Producers have responded to the demand by vastly expanding their output. “Every major distiller has doubled its capacity in the past ten or fifteen years,” Bryson notes. Kentucky alone now has something like ten million barrels of bourbon aging in warehouses, quietly awaiting the coming Golden Age.
Bourbon is surging outside Kentucky, too. (Bourbon does not need to be made in Kentucky, despite what your brother-in-law insists.) The prospect of non-Kentucky bourbons—many from new craft distillers experimenting with bold new approaches, including barrels made from non-Ozark oak—thrills Bryson: “There are stave mills being built east of the Appalachians. You’re getting completely different flavors.”

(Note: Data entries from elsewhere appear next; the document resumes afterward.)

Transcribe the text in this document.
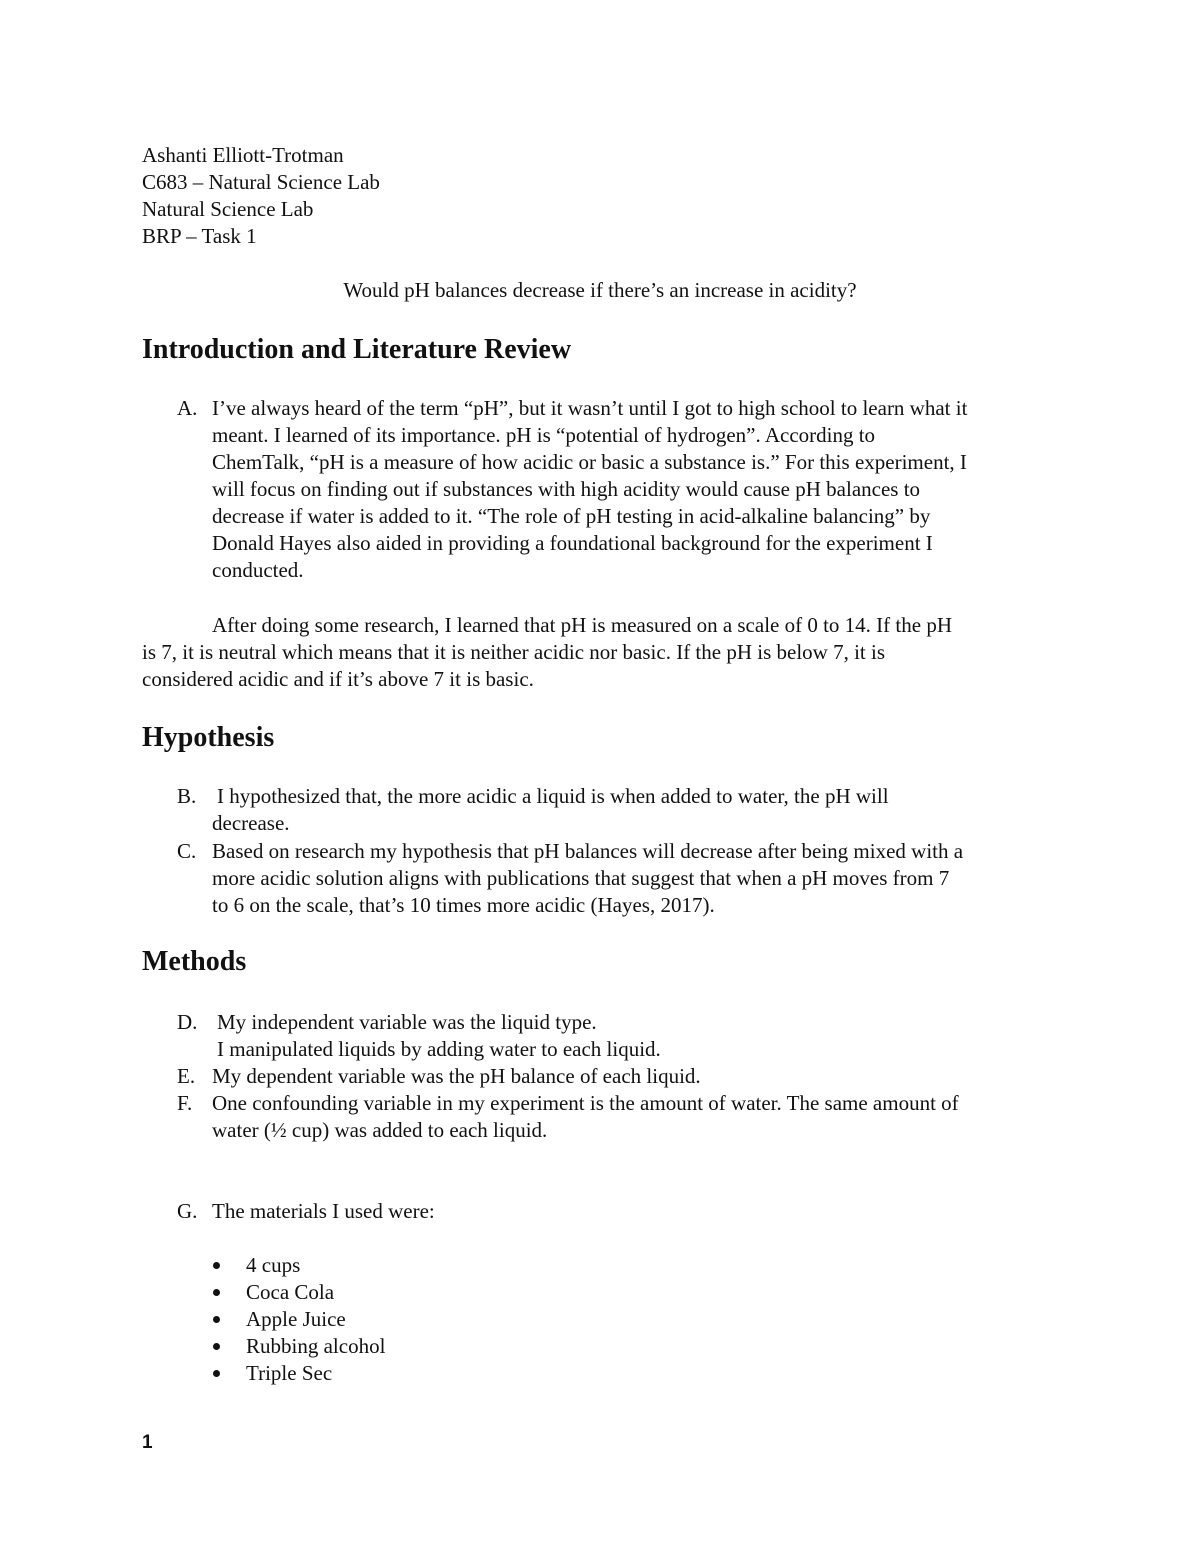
Ashanti Elliott-Trotman
C683 – Natural Science Lab
Natural Science Lab
BRP – Task 1
Would pH balances decrease if there’s an increase in acidity?
Introduction and Literature Review
A. I’ve always heard of the term “pH”, but it wasn’t until I got to high school to learn what it
meant. I learned of its importance. pH is “potential of hydrogen”. According to
ChemTalk, “pH is a measure of how acidic or basic a substance is.” For this experiment, I
will focus on finding out if substances with high acidity would cause pH balances to
decrease if water is added to it. “The role of pH testing in acid-alkaline balancing” by
Donald Hayes also aided in providing a foundational background for the experiment I
conducted.
After doing some research, I learned that pH is measured on a scale of 0 to 14. If the pH
is 7, it is neutral which means that it is neither acidic nor basic. If the pH is below 7, it is
considered acidic and if it’s above 7 it is basic.
Hypothesis
B. I hypothesized that, the more acidic a liquid is when added to water, the pH will
decrease.
C. Based on research my hypothesis that pH balances will decrease after being mixed with a
more acidic solution aligns with publications that suggest that when a pH moves from 7
to 6 on the scale, that’s 10 times more acidic (Hayes, 2017).
Methods
D. My independent variable was the liquid type.
I manipulated liquids by adding water to each liquid.
E. My dependent variable was the pH balance of each liquid.
F. One confounding variable in my experiment is the amount of water. The same amount of
water (½ cup) was added to each liquid.
G. The materials I used were:
4 cups
Coca Cola
Apple Juice
Rubbing alcohol
Triple Sec
1
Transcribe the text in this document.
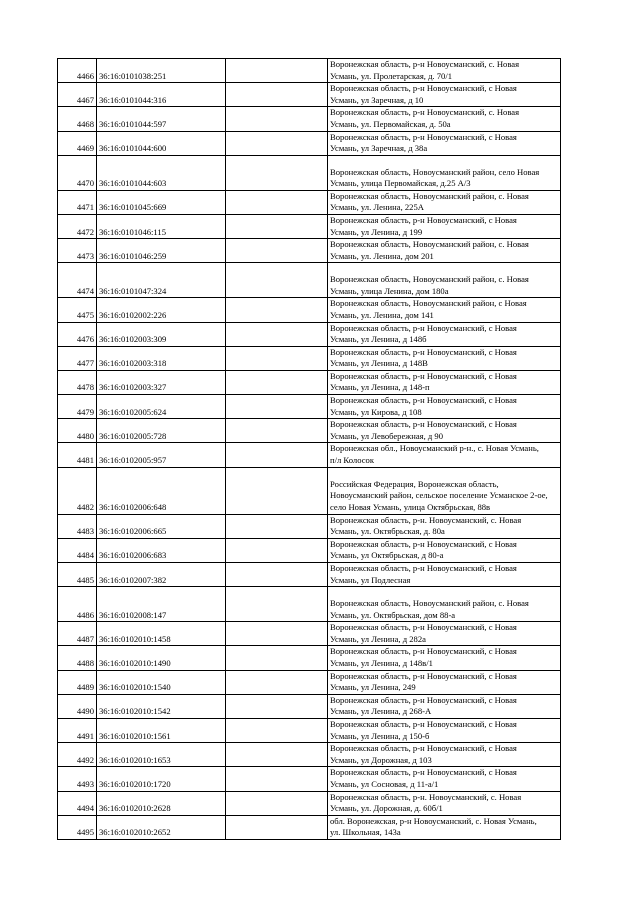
4466	36:16:0101038:251		Воронежская область, р-н Новоусманский, с. Новая
Усмань, ул. Пролетарская, д. 70/1

4467	36:16:0101044:316		Воронежская область, р-н Новоусманский, с Новая
Усмань, ул Заречная, д 10

4468	36:16:0101044:597		Воронежская область, р-н Новоусманский, с. Новая
Усмань, ул. Первомайская, д. 50а

4469	36:16:0101044:600		Воронежская область, р-н Новоусманский, с Новая
Усмань, ул Заречная, д 38а

4470	36:16:0101044:603		Воронежская область, Новоусманский район, село Новая
Усмань, улица Первомайская, д.25 А/3

4471	36:16:0101045:669		Воронежская область, Новоусманский район, с. Новая
Усмань, ул. Ленина, 225А

4472	36:16:0101046:115		Воронежская область, р-н Новоусманский, с Новая
Усмань, ул Ленина, д 199

4473	36:16:0101046:259		Воронежская область, Новоусманский район, с. Новая
Усмань, ул. Ленина, дом 201

4474	36:16:0101047:324		Воронежская область, Новоусманский район, с. Новая
Усмань, улица Ленина, дом 180а

4475	36:16:0102002:226		Воронежская область, Новоусманский район, с Новая
Усмань, ул. Ленина, дом 141

4476	36:16:0102003:309		Воронежская область, р-н Новоусманский, с Новая
Усмань, ул Ленина, д 148б

4477	36:16:0102003:318		Воронежская область, р-н Новоусманский, с Новая
Усмань, ул Ленина, д 148В

4478	36:16:0102003:327		Воронежская область, р-н Новоусманский, с Новая
Усмань, ул Ленина, д 148-п

4479	36:16:0102005:624		Воронежская область, р-н Новоусманский, с Новая
Усмань, ул Кирова, д 108

4480	36:16:0102005:728		Воронежская область, р-н Новоусманский, с Новая
Усмань, ул Левобережная, д 90

4481	36:16:0102005:957		Воронежская обл., Новоусманский р-н., с. Новая Усмань,
п/л Колосок

4482	36:16:0102006:648		Российская Федерация, Воронежская область,
Новоусманский район, сельское поселение Усманское 2-ое,
село Новая Усмань, улица Октябрьская, 88в

4483	36:16:0102006:665		Воронежская область, р-н. Новоусманский, с. Новая
Усмань, ул. Октябрьская, д. 80а

4484	36:16:0102006:683		Воронежская область, р-н Новоусманский, с Новая
Усмань, ул Октябрьская, д 80-а

4485	36:16:0102007:382		Воронежская область, р-н Новоусманский, с Новая
Усмань, ул Подлесная

4486	36:16:0102008:147		Воронежская область, Новоусманский район, с. Новая
Усмань, ул. Октябрьская, дом 88-а

4487	36:16:0102010:1458		Воронежская область, р-н Новоусманский, с Новая
Усмань, ул Ленина, д 282а

4488	36:16:0102010:1490		Воронежская область, р-н Новоусманский, с Новая
Усмань, ул Ленина, д 148в/1

4489	36:16:0102010:1540		Воронежская область, р-н Новоусманский, с Новая
Усмань, ул Ленина, 249

4490	36:16:0102010:1542		Воронежская область, р-н Новоусманский, с Новая
Усмань, ул Ленина, д 268-А

4491	36:16:0102010:1561		Воронежская область, р-н Новоусманский, с Новая
Усмань, ул Ленина, д 150-б

4492	36:16:0102010:1653		Воронежская область, р-н Новоусманский, с Новая
Усмань, ул Дорожная, д 103

4493	36:16:0102010:1720		Воронежская область, р-н Новоусманский, с Новая
Усмань, ул Сосновая, д 11-а/1

4494	36:16:0102010:2628		Воронежская область, р-н. Новоусманский, с. Новая
Усмань, ул. Дорожная, д. 60б/1

4495	36:16:0102010:2652		обл. Воронежская, р-н Новоусманский, с. Новая Усмань,
ул. Школьная, 143а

Luckily, the refilling of the bourbon supply pipeline may mean a break on prices. That would be doubly true if fickle American consumers lose interest in whiskey and switch to drinking organic pond water chilled with pink quartz crystals, or Lord knows what else, in the future. All that excellent whiskey may go unloved and unwanted, resulting in a glut like the one that visited the industry in the 1980s, resulting in high quality at bargain prices.
But don’t count on that. Bourbon tabs will continue to rise if more consumers clamber into the market or the international trade in whiskey booms, as many predict. To hedge your bets, we suggest buying two bottles of each of your favorite whiskeys today. Drink one, slowly, at a rate that will appease your general practitioner. Hide the other away for fifteen years. Because the one thing we know is, well…you just never know.